DARKE COUNTY — Bald eagle populations are on the rebound in Ohio and across the country, according to Robb Clifford, a naturalist at Darke County Parks.
“This has been a pretty good year for bald eagles in the county as a whole,” Clifford said. “We’ve been keeping a running tally, and we believe we’re up to about 20 sightings so far.”
Clifford stressed that this may not mean there are actually 20 or more separate birds nesting in Darke County.
“That may just be the same bird that’s making the rounds and being seen a lot,” Clifford said. “But the bald eagle population has been going up steadily, in general, over the course of the last five or ten years.”
Numbers of bald eagles began to decline in the 1970s, when it was learned that DDT and other chemical pesticides were causing the eggshells of predatory birds like the eagle to soften, which in turn led to the eggs cracking and being destroyed when mature birds would sit on them in order to warm them. Since then, Clifford said, environmental protections have been put into place that have helped to improve the bald eagle’s plight immensely: while only four breeding pairs of eagles were known to exist in Ohio in the late 70s, over 350 birds were catalogued 25 years later, in 2004.
Pair bonding activity for eagles begins in the fall.

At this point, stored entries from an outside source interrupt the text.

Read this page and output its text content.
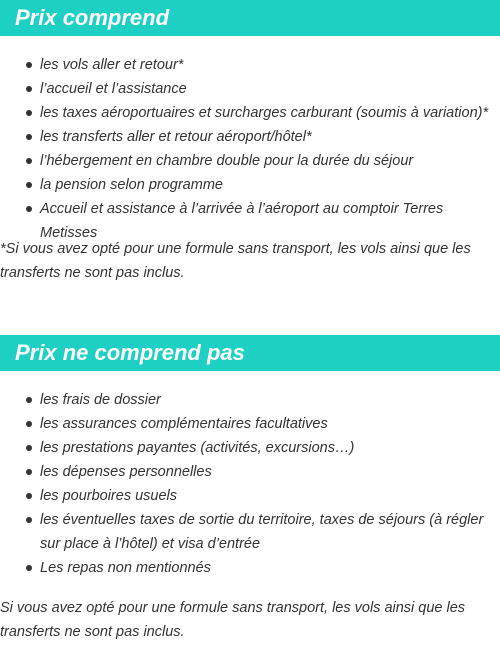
Prix comprend
les vols aller et retour*
l’accueil et l’assistance
les taxes aéroportuaires et surcharges carburant (soumis à variation)*
les transferts aller et retour aéroport/hôtel*
l’hébergement en chambre double pour la durée du séjour
la pension selon programme
Accueil et assistance à l’arrivée à l’aéroport au comptoir Terres Metisses

*Si vous avez opté pour une formule sans transport, les vols ainsi que les transferts ne sont pas inclus.

Prix ne comprend pas
les frais de dossier
les assurances complémentaires facultatives
les prestations payantes (activités, excursions…)
les dépenses personnelles
les pourboires usuels
les éventuelles taxes de sortie du territoire, taxes de séjours (à régler sur place à l’hôtel) et visa d’entrée
Les repas non mentionnés

Si vous avez opté pour une formule sans transport, les vols ainsi que les transferts ne sont pas inclus.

Courtship behavior and nest building can occur anytime between October and early December. The female lays one to three eggs during the period of mid-February to late March; both the female and her mate then spend time in the nest, incubating and sharing feeding responsibilities. Eggs usually incubate for about 35 days, hatching sometime in April. The young are initially helpless and dependent on their parents, and usually won’t leave the nest until after 10 to 13 weeks. A female generally produces one brood each year.
Bald eagles are found in small concentrations throughout the United States, usually near large bodies of water, as they primarily hunt fish. In Ohio, eagles are often found in the marsh region of western Lake Erie. An ideal site is one where water with ample food is located within two miles of the nest.
Eagles prefer a secluded nest, according to Clifford, which is why anyone who discovers a nest should refrain from returning to the area.
“They like to have a quiet nest site, so if a nest is found, that’s an area you should avoid visiting,” Clifford said.
Clifford also advised drivers to be cautious when encountering eagles and other large birds feeding on the road, as they often require much more room to take off than smaller birds. The adult bald eagle can have a wingspan of up to six feet.
“Even for those of us who tend to see them more regularly, their size can sometimes be intimidating,” Clifford said. “They’re so much bigger than the birds we usually see.”